Elle savait que je ne dormais plus, mais elle avait fait semblant d'y croire. Lorsqu'elle s'était assise au bord du lit, qu'elle m'avait observé de longues secondes avant d'embrasser ma joue, très légèrement. Puis elle avait approché ses lèvres de mon oreille pour chuchoter quelques mots.

— Ne perds pas de temps à regretter tout ça. Un jour ce sera vraiment la fin du monde et je serai là, c'est promis.

Elle avait déposé un nouveau baiser au coin de mes lèvres et quitté ma chambre sur la pointe des pieds.

J'avais recouvert mon visage avec mon oreiller pour ne pas entendre la porte claquer.

J'avais perdu mon frère pour une meuf.
J'avais perdu ma meuf pour un frère.

Qu'est-ce qui allait pas chez moi ?

Un million de choses à faire aujourd'hui, aucune ne me faisait plus envie que de dormir pendant trois ans.
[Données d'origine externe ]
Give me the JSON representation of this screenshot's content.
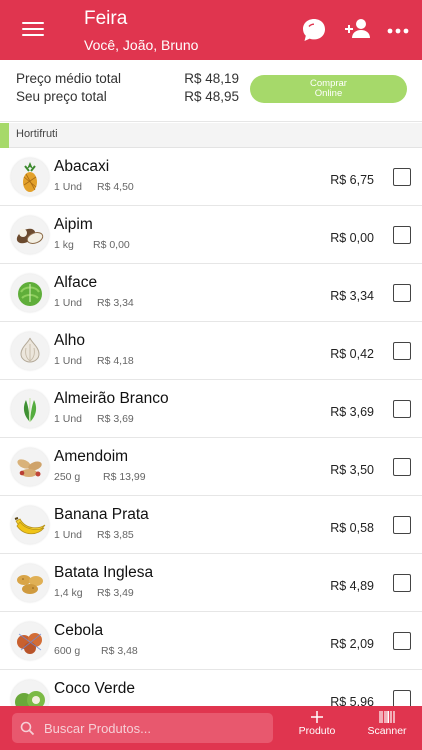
{
  "header": {
    "title": "Feira",
    "subtitle": "Você, João, Bruno",
    "icons": [
      "menu-icon",
      "chat-icon",
      "add-user-icon",
      "more-icon"
    ]
  },
  "summary": {
    "avg_label": "Preço médio total",
    "avg_value": "R$ 48,19",
    "your_label": "Seu preço total",
    "your_value": "R$ 48,95",
    "buy_button_line1": "Comprar",
    "buy_button_line2": "Online"
  },
  "category": {
    "label": "Hortifruti"
  },
  "items": [
    {
      "name": "Abacaxi",
      "qty": "1 Und",
      "unit_price": "R$ 4,50",
      "price": "R$ 6,75",
      "icon": "pineapple-icon"
    },
    {
      "name": "Aipim",
      "qty": "1 kg",
      "unit_price": "R$ 0,00",
      "price": "R$ 0,00",
      "icon": "cassava-icon"
    },
    {
      "name": "Alface",
      "qty": "1 Und",
      "unit_price": "R$ 3,34",
      "price": "R$ 3,34",
      "icon": "lettuce-icon"
    },
    {
      "name": "Alho",
      "qty": "1 Und",
      "unit_price": "R$ 4,18",
      "price": "R$ 0,42",
      "icon": "garlic-icon"
    },
    {
      "name": "Almeirão Branco",
      "qty": "1 Und",
      "unit_price": "R$ 3,69",
      "price": "R$ 3,69",
      "icon": "chicory-icon"
    },
    {
      "name": "Amendoim",
      "qty": "250 g",
      "unit_price": "R$ 13,99",
      "price": "R$ 3,50",
      "icon": "peanut-icon"
    },
    {
      "name": "Banana Prata",
      "qty": "1 Und",
      "unit_price": "R$ 3,85",
      "price": "R$ 0,58",
      "icon": "banana-icon"
    },
    {
      "name": "Batata Inglesa",
      "qty": "1,4 kg",
      "unit_price": "R$ 3,49",
      "price": "R$ 4,89",
      "icon": "potato-icon"
    },
    {
      "name": "Cebola",
      "qty": "600 g",
      "unit_price": "R$ 3,48",
      "price": "R$ 2,09",
      "icon": "onion-icon"
    },
    {
      "name": "Coco Verde",
      "qty": "",
      "unit_price": "",
      "price": "R$ 5,96",
      "icon": "coconut-icon"
    }
  ],
  "bottom": {
    "search_placeholder": "Buscar Produtos...",
    "produto_label": "Produto",
    "scanner_label": "Scanner"
  },
  "colors": {
    "brand": "#e0354f",
    "accent": "#a6d96a"
  }
}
Je tentais de me rendormir mais des flashs de la journée de la veille et de la nuit me revenaient sans cesse. Ken furieux, Violette en larmes, j'avais l'impression constater les dégâts de la tempête du siècle.

Cette métaphore sinistre me rappela un célèbre poème de Kipling appris au collège.

Si tu peux voir détruit l'ouvrage de ta vie
Et sans dire un seul mot te mettre à rebâtir,
Ou perdre en un seul coup le gain de cent parties
Sans un geste et sans un soupir ;

Si tu peux être amant sans être fou d'amour,
Si tu peux être fort sans cesser d'être tendre,
Et, te sentant haï, sans haïr à ton tour,
Pourtant lutter et te défendre ;

Si tu peux supporter d'entendre tes paroles
Travesties par des gueux pour exciter des sots,
Et d'entendre mentir sur toi leurs bouches folles
Sans mentir toi-même d'un mot ;

Si tu peux rester digne en étant populaire,
Si tu peux rester peuple en conseillant les rois,
Et si tu peux aimer tous tes amis en frère,
Sans qu'aucun d'eux soit tout pour toi ;

Si tu sais méditer, observer et connaitre,
Sans jamais devenir sceptique ou destructeur,
Rêver, mais sans laisser ton rêve être ton maitre,
Penser sans n'être qu'un penseur ;

Si tu peux être dur sans jamais être en rage,
Si tu peux être brave et jamais imprudent,
Si tu sais être bon, si tu sais être sage,
Sans être moral ni pédant ;

Si tu peux rencontrer Triomphe après Défaite
Et recevoir ces deux menteurs d'un même front,
Si tu peux conserver ton courage et ta tête
Quand tous les autres les perdront,

Alors les Rois, les Dieux, la Chance et la Victoire
Seront à tout jamais tes esclaves soumis,
Et, ce qui vaut mieux que les Rois et la Gloire
Tu seras un homme, mon fils.

Là tout de suite, j'avais du mal à être un homme. Pourtant Dieu savait que j'avais pendant longtemps utilisé ce texte comme une ligne directrice de ma vie.

Mon portable sonnait depuis vingt minutes, enfin, depuis deux jours je l'ignorai, sachant que les mecs me pourrissaient et que leurs femmes demandaient des explications.